Strike and Return
My mother taught me to diagram sentences at our kitchen table. The table was round. The house was small. She was studying to be a teacher then, and in the evenings the house filled with the sound of her typewriter.
Strike and return, strike and return.
If you know the sound, you know it. Structure, made audible.
She would draw a horizontal line for what holds. A vertical line where the subject ends and the verb begins. Modifiers hung below on slanted strokes, like things that depend.
I didn’t want to learn where it was hard. I wanted to learn where it clicked. And this clicked. Here was structure in the midst of all that fluidity, a skeleton under the sentence, and it made complete sense to me. It still does.

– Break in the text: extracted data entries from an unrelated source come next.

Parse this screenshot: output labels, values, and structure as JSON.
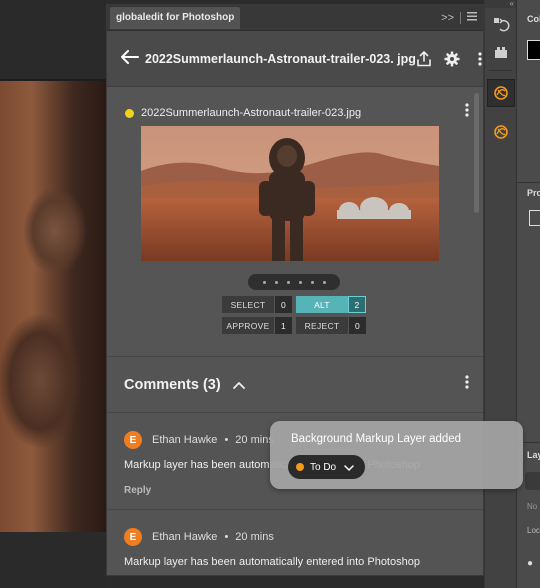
{
  "plugin": {
    "tab_title": "globaledit for Photoshop",
    "tab_more": ">>"
  },
  "header": {
    "title": "2022Summerlaunch-Astronaut-trailer-023. jpg"
  },
  "asset": {
    "name": "2022Summerlaunch-Astronaut-trailer-023.jpg",
    "status_color": "#f2d21b",
    "pager_dots": 6,
    "votes": [
      {
        "label": "SELECT",
        "count": "0",
        "active": false
      },
      {
        "label": "ALT",
        "count": "2",
        "active": true
      },
      {
        "label": "APPROVE",
        "count": "1",
        "active": false
      },
      {
        "label": "REJECT",
        "count": "0",
        "active": false
      }
    ]
  },
  "comments": {
    "title": "Comments (3)",
    "items": [
      {
        "initial": "E",
        "author": "Ethan Hawke",
        "sep": "•",
        "time": "20 mins",
        "text": "Markup layer has been automatically entered into Photoshop",
        "reply": "Reply"
      },
      {
        "initial": "E",
        "author": "Ethan Hawke",
        "sep": "•",
        "time": "20 mins",
        "text": "Markup layer has been automatically entered into Photoshop"
      }
    ]
  },
  "toast": {
    "title": "Background Markup Layer added",
    "status_label": "To Do",
    "status_color": "#f39a1c"
  },
  "far_panels": {
    "top_label": "Col",
    "mid_label": "Pro",
    "layers_label": "Lay",
    "no_label": "No",
    "lock_label": "Lock"
  },
  "colors": {
    "accent_teal": "#56b4b7",
    "avatar_orange": "#ef7d22"
  }
}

They don’t teach diagramming anymore. Removed from the curriculum years ago — too mechanical, too rigid for how children actually learn. Maybe. But what my mother gave me at that round table wasn’t grammar. It was a premise I have spent my whole life testing: that under any sentence, under any structure that claims to be too complicated to explain, there is an architecture, and the architecture can be drawn.
She did become a teacher. The typing was her coursework; she was earning the thing she was already giving me. I fell asleep in our tiny Cape to the sound of it.
Strike and return, strike and return. Structure as lullaby.
My mother and I do not have the relationship I want. I can diagram that sentence too: subject, verb, object, and want hanging underneath on its own line, a modifier carrying more weight than the architecture suggests it should.
But when I recall the round table; the early evenings, the two of us bent over lines, I can see where we overlap. She handed me a way of knowing before either of us knew what I would build with it, and that horizontal line, the one that holds, runs from her kitchen to every page I have written since.
Strike and return, strike and return.
Trust the reader. Cut until it hurts. Earn the silence.